Tecnicamente, a principal decisão do júri será sobre a existência ou não de dolo (intenção de praticar o crime). Eles foram acusados de homicídio qualificado. O julgamento está permeado de argumentos emocionais em razão da forte repercussão do crime na opinião pública.
O Ministério Público tentará explorar contradições da defesa, e os advogados dos réus tentarão provar que houve apenas de uma brincadeira de mau gosto. Dirão que a crueldade está no resultado do crime -a morte do índio- e não no gesto dos clientes.

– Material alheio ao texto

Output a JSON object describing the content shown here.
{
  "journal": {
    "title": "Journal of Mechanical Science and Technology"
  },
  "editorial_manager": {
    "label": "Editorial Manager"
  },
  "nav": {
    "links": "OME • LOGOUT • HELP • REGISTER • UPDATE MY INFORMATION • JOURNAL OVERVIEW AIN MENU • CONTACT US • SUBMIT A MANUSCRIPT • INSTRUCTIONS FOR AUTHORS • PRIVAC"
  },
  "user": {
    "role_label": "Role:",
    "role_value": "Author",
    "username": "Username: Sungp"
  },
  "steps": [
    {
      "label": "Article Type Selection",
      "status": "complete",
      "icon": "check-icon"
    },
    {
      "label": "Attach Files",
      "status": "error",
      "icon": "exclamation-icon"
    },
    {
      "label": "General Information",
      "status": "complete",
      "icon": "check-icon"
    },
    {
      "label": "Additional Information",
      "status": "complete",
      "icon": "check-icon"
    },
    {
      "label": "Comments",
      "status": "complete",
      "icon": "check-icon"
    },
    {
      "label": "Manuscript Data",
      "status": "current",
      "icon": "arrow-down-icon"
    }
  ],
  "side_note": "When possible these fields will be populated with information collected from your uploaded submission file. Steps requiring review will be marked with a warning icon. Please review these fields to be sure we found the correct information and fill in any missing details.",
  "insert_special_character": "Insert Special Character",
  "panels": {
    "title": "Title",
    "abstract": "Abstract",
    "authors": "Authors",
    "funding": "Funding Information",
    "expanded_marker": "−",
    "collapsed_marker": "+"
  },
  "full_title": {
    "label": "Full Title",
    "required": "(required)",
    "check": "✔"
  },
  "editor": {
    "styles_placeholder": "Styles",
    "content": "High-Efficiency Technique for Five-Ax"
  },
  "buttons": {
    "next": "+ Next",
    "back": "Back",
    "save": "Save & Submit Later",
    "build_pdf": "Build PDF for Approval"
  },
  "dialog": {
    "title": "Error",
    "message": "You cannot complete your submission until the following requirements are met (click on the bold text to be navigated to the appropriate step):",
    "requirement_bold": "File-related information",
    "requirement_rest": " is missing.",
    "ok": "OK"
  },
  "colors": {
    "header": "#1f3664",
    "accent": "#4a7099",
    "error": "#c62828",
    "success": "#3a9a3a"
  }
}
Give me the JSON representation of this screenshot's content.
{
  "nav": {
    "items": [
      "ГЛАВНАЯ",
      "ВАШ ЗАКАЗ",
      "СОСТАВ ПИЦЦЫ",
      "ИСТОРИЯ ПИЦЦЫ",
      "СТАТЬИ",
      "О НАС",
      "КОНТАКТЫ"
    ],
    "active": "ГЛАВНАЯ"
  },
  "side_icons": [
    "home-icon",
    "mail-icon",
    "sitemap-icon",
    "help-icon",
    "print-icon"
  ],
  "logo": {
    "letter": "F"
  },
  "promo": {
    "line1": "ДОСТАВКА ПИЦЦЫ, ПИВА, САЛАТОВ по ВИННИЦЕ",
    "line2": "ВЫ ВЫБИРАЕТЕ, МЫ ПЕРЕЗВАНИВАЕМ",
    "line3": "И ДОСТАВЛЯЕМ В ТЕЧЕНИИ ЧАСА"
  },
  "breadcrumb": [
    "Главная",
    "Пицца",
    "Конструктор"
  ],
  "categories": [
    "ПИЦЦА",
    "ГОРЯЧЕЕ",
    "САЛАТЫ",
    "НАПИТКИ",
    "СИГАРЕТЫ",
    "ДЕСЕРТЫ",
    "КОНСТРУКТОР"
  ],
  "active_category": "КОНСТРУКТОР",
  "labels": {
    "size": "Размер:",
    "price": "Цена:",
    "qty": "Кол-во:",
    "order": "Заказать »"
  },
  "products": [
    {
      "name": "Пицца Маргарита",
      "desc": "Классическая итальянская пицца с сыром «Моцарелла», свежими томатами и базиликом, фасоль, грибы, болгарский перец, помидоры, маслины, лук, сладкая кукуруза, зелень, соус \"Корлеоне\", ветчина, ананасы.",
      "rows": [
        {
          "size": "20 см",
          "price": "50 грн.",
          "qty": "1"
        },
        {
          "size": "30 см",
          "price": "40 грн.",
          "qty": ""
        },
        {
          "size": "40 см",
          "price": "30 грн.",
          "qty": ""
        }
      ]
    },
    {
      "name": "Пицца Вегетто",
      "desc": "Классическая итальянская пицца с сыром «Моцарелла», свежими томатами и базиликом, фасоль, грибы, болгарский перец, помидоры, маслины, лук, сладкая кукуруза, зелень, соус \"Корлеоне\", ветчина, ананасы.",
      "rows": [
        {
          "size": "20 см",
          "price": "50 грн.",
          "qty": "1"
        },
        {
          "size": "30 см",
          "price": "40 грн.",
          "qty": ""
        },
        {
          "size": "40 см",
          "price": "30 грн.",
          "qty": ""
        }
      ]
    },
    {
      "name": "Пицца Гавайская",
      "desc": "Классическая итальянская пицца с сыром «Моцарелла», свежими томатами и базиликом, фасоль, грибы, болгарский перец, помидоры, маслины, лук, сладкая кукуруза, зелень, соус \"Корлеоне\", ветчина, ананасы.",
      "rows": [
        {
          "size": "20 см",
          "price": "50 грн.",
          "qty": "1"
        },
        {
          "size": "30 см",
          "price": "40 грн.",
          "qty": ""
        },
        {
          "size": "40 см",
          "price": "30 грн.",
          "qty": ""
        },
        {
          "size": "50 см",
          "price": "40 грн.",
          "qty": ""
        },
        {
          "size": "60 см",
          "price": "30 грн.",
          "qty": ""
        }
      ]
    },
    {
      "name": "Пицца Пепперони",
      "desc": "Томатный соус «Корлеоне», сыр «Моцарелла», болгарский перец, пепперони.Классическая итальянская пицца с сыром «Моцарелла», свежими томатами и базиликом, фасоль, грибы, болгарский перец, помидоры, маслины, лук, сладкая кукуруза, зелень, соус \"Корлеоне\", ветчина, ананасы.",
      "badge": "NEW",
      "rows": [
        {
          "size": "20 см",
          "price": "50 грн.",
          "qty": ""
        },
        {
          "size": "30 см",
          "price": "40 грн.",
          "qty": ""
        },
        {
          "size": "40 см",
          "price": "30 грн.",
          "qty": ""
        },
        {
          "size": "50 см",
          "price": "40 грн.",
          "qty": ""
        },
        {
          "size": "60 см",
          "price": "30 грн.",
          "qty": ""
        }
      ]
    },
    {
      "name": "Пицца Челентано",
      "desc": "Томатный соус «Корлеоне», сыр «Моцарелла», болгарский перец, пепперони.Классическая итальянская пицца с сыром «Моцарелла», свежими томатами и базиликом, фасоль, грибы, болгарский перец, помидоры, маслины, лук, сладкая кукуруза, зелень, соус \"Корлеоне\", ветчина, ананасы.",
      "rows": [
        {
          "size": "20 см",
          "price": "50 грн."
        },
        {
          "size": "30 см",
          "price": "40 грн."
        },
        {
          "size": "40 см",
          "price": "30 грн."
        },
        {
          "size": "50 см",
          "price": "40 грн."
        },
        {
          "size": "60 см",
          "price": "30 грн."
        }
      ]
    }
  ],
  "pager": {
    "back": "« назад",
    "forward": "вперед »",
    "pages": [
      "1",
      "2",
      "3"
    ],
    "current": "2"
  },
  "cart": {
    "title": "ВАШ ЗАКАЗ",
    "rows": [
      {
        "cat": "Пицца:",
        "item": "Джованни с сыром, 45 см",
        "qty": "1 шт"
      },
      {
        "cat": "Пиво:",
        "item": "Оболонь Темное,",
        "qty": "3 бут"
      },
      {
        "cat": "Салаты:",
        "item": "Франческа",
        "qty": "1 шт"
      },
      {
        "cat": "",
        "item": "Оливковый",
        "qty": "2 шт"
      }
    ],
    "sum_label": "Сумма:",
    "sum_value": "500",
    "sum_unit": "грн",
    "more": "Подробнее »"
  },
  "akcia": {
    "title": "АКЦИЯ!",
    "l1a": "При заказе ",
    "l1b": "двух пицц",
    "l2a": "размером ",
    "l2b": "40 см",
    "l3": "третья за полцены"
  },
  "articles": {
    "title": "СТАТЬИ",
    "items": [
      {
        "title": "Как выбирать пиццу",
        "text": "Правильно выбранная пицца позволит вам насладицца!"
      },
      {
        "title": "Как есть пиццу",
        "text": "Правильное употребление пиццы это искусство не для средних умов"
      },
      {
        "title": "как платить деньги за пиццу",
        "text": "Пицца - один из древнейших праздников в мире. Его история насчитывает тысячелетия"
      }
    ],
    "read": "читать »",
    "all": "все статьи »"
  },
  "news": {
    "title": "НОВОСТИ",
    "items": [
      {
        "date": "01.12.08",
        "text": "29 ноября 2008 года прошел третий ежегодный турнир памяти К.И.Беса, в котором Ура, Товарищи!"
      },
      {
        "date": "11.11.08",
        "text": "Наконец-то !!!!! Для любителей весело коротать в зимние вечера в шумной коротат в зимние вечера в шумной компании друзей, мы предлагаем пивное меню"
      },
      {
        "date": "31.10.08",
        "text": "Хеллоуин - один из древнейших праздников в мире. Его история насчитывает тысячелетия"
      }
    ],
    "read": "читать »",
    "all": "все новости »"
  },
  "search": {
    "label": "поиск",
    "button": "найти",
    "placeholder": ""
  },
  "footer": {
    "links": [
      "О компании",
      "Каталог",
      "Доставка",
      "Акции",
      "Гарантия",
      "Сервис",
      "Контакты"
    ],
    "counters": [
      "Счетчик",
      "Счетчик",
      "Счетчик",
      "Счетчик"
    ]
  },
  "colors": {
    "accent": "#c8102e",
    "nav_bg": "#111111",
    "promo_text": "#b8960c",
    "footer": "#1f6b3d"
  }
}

O promotor do caso, Maurício Miranda, deverá exibir na sexta-feira uma série de fotos do corpo do índio pataxó, especialmente da região dos órgãos genitais, fortemente queimada. Ele teve 95% do corpo atingido por queimaduras de segundo e terceiro graus.
Entre as testemunhas de defesa, estão a mãe de Tomás Oliveira de Almeida e o pai de Eron Chaves de Oliveira. O pai de Antônio Novely Vilanova, o juiz federal Novely Vilanova da Silva Reis, não compareceu ao auditório do júri nos dois primeiros dias porque temia haver especulações sobre tentativa de pressão, segundo o advogado Heraldo Paupério.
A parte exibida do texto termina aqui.